Things like booing a gay soldier serving in Iraq when he asked a question about his own government’s policy toward him. Things like cheering at a prideful claim by a candidate that he has presided over more than 200 executions.
Perhaps the most disturbing aspect of these incidents is that the candidates, many of whom openly stand on their Christian credentials as a campaign strategy, did not speak out against or even seek to distance themselves from the hate-filled outbursts.
Love God, and your neighbor as yourself, Jesus said, just last Sunday.
|Jesus Washing the Feet of His Disciples, by Michal Splho|
But of course, we needn’t leave our own homes and communities to find examples of the problem Jesus addresses in today’s lesson. Most of us at least some of the time fall for the illusion of self-reliance and indulge in feelings of moral superiority.
We have been at least somewhat successful in making the social and economic system work for us. We go to church on Sunday, put our offering in the plate and thank God for our many blessings, even though we are quite sure we earned that new car or lovely home or promotion or rise in stock prices or… whatever.

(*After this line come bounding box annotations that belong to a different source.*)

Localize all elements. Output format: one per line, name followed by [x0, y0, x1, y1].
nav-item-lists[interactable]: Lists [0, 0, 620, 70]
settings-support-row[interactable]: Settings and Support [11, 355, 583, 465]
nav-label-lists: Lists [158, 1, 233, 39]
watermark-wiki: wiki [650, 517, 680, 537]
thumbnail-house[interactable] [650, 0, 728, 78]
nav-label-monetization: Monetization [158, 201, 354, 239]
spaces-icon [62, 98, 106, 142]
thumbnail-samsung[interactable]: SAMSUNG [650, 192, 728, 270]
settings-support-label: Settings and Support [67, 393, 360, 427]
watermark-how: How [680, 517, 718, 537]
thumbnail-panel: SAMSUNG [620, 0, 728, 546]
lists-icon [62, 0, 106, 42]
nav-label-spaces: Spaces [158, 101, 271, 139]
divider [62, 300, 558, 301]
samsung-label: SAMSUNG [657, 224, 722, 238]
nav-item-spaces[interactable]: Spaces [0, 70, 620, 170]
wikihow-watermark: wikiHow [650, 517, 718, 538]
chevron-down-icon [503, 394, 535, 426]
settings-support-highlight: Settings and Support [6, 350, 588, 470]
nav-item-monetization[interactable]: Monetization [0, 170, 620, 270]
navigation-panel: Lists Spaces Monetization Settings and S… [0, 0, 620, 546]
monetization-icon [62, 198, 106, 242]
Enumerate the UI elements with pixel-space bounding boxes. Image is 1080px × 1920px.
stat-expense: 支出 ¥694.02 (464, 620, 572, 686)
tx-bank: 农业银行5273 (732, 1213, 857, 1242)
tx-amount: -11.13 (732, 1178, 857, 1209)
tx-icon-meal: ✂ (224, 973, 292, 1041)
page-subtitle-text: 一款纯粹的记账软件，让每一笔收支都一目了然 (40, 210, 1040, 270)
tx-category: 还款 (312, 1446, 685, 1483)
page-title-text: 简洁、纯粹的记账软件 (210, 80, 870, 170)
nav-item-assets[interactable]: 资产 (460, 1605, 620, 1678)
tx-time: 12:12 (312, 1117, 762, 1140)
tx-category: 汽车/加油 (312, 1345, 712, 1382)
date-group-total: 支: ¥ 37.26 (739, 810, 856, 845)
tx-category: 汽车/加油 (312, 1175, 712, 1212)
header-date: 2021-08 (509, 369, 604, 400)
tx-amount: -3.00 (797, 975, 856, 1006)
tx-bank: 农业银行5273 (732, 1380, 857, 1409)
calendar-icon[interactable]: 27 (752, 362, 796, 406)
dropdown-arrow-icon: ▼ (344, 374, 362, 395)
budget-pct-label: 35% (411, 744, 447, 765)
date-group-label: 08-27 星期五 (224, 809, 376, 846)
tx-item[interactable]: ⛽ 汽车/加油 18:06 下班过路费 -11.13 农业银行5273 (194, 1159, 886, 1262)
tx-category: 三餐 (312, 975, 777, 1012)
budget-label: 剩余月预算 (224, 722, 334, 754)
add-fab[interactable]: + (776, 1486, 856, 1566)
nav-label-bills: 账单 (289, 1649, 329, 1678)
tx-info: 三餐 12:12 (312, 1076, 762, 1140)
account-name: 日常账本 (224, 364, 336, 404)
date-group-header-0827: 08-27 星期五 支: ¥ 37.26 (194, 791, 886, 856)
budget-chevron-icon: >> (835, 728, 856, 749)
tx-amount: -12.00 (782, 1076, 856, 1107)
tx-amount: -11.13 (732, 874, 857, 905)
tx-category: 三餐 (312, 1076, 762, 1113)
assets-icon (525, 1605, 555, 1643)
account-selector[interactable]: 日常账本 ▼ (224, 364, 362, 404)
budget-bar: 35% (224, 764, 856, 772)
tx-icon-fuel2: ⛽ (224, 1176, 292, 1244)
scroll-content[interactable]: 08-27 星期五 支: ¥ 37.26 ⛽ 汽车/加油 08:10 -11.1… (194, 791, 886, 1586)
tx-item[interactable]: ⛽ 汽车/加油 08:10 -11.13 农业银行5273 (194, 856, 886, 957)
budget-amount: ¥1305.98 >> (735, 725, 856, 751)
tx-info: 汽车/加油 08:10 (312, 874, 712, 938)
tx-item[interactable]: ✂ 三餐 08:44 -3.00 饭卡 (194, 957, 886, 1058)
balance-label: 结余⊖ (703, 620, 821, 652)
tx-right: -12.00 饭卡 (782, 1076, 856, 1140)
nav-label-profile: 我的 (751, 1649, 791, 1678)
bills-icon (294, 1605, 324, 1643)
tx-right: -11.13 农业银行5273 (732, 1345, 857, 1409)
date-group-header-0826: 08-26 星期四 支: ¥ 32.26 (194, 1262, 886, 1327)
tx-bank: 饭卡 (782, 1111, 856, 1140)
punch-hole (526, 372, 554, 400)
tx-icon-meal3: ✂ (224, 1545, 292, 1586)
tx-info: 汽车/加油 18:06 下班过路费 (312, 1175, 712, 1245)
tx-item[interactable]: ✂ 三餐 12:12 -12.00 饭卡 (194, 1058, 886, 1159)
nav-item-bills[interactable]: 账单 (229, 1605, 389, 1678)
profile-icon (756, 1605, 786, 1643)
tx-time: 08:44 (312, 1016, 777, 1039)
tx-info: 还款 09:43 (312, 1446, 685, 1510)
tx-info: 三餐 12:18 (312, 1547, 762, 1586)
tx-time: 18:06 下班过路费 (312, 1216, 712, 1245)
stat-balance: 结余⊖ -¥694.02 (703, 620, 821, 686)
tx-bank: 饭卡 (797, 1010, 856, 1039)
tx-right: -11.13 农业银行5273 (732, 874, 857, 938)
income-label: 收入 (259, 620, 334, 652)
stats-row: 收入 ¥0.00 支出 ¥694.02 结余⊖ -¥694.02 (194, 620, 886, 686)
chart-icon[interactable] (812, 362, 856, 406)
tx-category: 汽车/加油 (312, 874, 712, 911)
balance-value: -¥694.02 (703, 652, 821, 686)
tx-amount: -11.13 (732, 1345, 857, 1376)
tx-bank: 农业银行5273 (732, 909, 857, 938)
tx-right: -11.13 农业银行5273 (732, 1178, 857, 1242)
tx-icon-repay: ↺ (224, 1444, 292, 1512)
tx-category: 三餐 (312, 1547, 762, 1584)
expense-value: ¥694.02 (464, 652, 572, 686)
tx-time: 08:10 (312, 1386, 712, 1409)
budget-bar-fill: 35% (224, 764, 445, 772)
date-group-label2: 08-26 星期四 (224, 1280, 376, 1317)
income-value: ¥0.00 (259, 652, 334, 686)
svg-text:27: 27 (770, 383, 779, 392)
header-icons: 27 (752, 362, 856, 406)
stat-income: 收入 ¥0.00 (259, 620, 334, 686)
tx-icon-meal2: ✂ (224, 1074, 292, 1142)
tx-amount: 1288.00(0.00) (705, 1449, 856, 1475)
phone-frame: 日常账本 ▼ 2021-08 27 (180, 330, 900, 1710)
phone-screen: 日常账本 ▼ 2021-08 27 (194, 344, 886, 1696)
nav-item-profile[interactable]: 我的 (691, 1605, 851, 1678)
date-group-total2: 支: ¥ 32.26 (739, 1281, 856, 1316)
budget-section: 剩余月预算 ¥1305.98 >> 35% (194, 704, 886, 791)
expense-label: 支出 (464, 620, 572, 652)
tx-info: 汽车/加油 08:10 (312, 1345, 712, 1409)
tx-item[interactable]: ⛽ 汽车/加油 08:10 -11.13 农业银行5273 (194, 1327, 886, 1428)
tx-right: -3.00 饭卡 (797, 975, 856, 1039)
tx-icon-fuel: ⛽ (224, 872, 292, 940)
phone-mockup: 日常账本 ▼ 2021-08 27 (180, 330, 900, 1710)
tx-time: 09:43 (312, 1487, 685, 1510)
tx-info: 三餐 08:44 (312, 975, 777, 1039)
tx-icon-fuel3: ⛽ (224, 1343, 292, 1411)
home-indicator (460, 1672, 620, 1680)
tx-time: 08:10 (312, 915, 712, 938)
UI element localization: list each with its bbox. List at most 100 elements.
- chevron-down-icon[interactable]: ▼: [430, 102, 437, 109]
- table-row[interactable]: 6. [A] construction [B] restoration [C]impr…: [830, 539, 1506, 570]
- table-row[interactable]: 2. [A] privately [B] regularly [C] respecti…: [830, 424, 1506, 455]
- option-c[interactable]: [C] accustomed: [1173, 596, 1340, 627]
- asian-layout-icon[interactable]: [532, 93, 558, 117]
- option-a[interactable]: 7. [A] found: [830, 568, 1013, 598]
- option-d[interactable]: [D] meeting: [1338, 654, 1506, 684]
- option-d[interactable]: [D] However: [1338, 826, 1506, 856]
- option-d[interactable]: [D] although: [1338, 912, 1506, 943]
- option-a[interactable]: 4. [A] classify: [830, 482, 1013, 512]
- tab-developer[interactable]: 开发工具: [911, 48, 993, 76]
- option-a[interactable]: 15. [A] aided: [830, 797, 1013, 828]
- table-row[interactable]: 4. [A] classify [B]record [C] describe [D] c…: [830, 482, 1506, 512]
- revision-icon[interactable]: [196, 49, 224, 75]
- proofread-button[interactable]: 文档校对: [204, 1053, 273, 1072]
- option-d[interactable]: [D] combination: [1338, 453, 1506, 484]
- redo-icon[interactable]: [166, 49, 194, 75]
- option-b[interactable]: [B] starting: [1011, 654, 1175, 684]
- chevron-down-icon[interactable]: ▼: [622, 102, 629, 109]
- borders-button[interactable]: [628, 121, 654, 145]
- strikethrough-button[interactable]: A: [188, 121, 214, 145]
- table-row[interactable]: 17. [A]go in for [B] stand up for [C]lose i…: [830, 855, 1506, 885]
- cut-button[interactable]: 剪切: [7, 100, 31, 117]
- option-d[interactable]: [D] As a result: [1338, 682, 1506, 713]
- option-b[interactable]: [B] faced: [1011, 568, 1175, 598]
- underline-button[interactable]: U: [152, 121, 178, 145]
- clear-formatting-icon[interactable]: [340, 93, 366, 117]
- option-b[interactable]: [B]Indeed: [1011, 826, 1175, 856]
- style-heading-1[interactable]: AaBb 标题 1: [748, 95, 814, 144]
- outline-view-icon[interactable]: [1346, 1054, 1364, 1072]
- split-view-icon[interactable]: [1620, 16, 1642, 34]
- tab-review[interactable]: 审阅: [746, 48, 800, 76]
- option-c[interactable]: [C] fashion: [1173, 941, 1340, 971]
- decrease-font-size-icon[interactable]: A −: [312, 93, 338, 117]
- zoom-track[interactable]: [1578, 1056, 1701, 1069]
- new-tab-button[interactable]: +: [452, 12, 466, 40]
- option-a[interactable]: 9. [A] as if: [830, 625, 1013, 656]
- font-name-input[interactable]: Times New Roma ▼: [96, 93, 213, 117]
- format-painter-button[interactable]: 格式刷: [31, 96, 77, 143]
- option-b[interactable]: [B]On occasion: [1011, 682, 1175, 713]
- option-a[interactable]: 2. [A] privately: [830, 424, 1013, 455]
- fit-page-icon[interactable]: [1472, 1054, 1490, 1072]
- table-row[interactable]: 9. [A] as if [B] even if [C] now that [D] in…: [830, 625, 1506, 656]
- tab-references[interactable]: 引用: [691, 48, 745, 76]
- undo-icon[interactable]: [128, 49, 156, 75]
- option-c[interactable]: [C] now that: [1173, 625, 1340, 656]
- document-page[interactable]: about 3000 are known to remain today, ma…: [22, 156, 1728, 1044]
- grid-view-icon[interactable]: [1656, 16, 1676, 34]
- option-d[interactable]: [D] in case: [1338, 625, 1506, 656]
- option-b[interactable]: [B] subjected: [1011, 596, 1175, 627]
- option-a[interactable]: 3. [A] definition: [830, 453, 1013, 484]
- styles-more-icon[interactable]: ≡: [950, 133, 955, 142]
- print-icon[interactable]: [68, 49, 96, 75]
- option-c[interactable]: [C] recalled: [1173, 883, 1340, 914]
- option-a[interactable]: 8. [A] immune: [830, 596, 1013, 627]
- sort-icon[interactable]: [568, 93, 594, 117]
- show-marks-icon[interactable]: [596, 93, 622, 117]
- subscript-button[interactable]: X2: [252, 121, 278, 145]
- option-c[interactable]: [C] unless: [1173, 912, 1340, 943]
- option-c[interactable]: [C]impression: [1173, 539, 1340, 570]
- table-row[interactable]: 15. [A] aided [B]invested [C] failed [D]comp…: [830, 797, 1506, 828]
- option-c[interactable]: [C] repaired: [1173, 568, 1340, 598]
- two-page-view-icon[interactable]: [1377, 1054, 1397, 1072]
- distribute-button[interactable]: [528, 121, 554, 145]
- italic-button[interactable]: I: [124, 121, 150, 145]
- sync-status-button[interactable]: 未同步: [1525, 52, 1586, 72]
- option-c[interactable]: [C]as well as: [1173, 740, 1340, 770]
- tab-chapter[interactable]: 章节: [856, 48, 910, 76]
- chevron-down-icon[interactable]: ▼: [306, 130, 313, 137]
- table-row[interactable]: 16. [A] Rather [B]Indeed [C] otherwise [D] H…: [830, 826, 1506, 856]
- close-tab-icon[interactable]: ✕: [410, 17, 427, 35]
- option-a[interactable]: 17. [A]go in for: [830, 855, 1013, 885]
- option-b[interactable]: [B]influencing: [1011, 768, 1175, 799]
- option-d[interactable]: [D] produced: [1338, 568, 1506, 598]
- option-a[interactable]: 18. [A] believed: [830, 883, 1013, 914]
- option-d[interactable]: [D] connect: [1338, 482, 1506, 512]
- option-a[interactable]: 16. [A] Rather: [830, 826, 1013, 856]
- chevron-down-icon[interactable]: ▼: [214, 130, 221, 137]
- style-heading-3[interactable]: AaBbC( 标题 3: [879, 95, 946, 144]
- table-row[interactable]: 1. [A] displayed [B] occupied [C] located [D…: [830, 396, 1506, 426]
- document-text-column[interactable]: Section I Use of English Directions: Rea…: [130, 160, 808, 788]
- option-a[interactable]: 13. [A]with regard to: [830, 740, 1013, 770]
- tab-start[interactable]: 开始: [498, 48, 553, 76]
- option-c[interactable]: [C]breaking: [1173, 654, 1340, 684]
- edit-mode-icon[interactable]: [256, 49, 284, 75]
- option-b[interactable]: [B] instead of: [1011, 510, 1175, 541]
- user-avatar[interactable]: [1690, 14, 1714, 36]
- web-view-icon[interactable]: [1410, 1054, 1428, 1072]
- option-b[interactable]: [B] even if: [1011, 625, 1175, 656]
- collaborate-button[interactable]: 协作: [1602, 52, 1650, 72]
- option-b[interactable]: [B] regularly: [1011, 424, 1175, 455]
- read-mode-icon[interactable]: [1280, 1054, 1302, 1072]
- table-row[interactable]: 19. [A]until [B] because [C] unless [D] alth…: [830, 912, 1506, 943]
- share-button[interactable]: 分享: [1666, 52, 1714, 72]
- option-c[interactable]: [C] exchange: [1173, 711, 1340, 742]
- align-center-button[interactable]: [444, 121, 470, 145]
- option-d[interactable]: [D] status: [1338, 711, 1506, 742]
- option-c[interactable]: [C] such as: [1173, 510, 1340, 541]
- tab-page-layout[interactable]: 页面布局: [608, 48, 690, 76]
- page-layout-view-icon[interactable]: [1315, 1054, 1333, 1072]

And that becomes a burden we tie up and lay on the shoulders of others, sure that if we did it, they can too. We don’t have to leave our own churches to find contempt for the poor, even though Jesus calls us to love and serve them as we would Jesus himself.
Humble yourself, Jesus says. The greatest among you will be your servant. He will soon demonstrate the point by getting down on his own knees and washing the feet of his disciples as they share their last meal together. And finally, he will go to the cross, in humility and for love of us, his neighbor.